SWALLOW (2020) review
written by: Carlo Mirabella-Davis
produced by: Mollye Asher, Carole Baraton, Frédéric Fiore, Mynette Louie
directed by: Carlo Mirabella-Davis
rated: R (for language, some sexuality and disturbing behavior)
runtime: 94 min.
U.S. release date: March 6, 2020
“Sorry, this ice is totally awesome.”
If you’ve haunted the darker corners of the internet or perhaps tuned into the television show “My Strange Addiction,” you’re likely no stranger to the phenomenon known as pica, wherein people feel compelled to consume non-food objects. It’s a very real thing with obviously very real consequences for those afflicted with it and it resides at the center of the new film “Swallow,” whose cheeky title is the first indication that the condition will be used mostly for sensationalism.
That isn’t to say that “Swallow” or its writer/director Carlo Mirabella-Davis – making his feature fictional debut – make light of pica or its repercussions. Instead, it feels more like a film constructed around a shocking twist, reverse engineered to portray the condition as a lingering effect of past trauma. Granted, a film which resides uncomfortably on that line between domestic thriller and horror isn’t the place to go looking for a scientific discussion on an obscure medical condition. However, the film feels like it could have hitched its wagon to just about any “strange addiction,” so long as it provided a means to that preordained end.
Haley Bennett – looking uncannily like a combination of Jennifer Lawrence and Michelle Williams – stars as Hunter, whose seemingly idyllic life with super-successful husband Richie (Austin Stowell) is the textbook example of the American dream. However, Hunter is increasingly isolated by her husband’s busy schedule and the indifference of his parents (Elizabeth Marvel & David Rasche) to virtually anything she does or says.Even the discovery that she’s going to have a baby isn’t the happy occasion one might expect from such a situation. Instead, it’s abundantly clear that Hunter is nowhere near as excited by the news as her husband and his parents. In fact, she seems downright depressed by the news, and shortly thereafter turns to pica, a way for her to exercise control in a life she increasingly feels is out of her hands.

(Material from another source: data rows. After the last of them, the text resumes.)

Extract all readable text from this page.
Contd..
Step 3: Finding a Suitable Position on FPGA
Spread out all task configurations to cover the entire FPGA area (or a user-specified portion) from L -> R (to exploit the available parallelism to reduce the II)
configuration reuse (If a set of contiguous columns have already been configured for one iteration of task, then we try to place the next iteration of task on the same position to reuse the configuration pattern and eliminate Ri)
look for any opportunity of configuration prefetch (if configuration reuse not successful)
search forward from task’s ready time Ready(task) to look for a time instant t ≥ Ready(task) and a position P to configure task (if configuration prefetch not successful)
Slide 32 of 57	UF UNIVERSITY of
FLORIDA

Now, I didn’t arrive at that conclusion as a master film critic, though I appreciate you thinking I’m that smart. Rather, the film spells it out through on-the-nose dialogue and medical diagnoses that have about as much depth as a Wikipedia stub. It’s a bit like a teacher pausing to summarize the lesson every few minutes in case there are still some students not following along.

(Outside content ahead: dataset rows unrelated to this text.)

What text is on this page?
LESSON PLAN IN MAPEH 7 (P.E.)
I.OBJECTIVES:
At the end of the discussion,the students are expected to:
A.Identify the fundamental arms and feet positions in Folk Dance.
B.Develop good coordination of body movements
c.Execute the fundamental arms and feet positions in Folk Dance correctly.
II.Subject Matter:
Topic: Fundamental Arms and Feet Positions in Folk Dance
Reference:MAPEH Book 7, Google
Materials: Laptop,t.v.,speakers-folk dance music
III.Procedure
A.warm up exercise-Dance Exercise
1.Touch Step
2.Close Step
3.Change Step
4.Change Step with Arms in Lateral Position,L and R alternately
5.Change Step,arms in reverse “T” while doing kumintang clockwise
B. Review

Hunter’s pica starts innocently enough with marbles, batteries, and other solid items that will pass in one piece through her digestive system. As she graduates to increasingly more dangerous objects, the psychological trauma in Hunter’s past begins to linger like some magical Rosetta Stone. It’s as if Mirabella-Davis thinks he’s sitting on an extremely powerful revelation that’s sure to garner empathy for his lead character, all the while remaining ignorant to how thoroughly played out his explanation is in the realm of fiction.
As the film careens toward its wholly unsatisfying climax and the wheels come off altogether, there’s a disappointing urge to stand back and wonder if that was all the film had to offer. Wasted potential is almost always a worse sin than just flat out incompetence. The film’s cast is excellent and Mirabella-Davis is obviously a director with an eye for interesting shot compositions, but those factors alone can’t elevate a deeply flawed script or the film’s reliance on what its writer/director thinks are some killer twists.
Sometimes the most interesting explanation is none whatsoever, and after spending ninety minutes having everything spelled out in sometimes graphic detail, I would welcome a film with a little mystery to its central conceit. Instead, the film clings tightly to a surprise it thinks is revelatory, never stopping for a moment to consider it might not be so earth-shattering. That’s the sort of thing a more skilled writer would have jettisoned three drafts earlier, though I’d be hard-pressed to believe this script had more than two.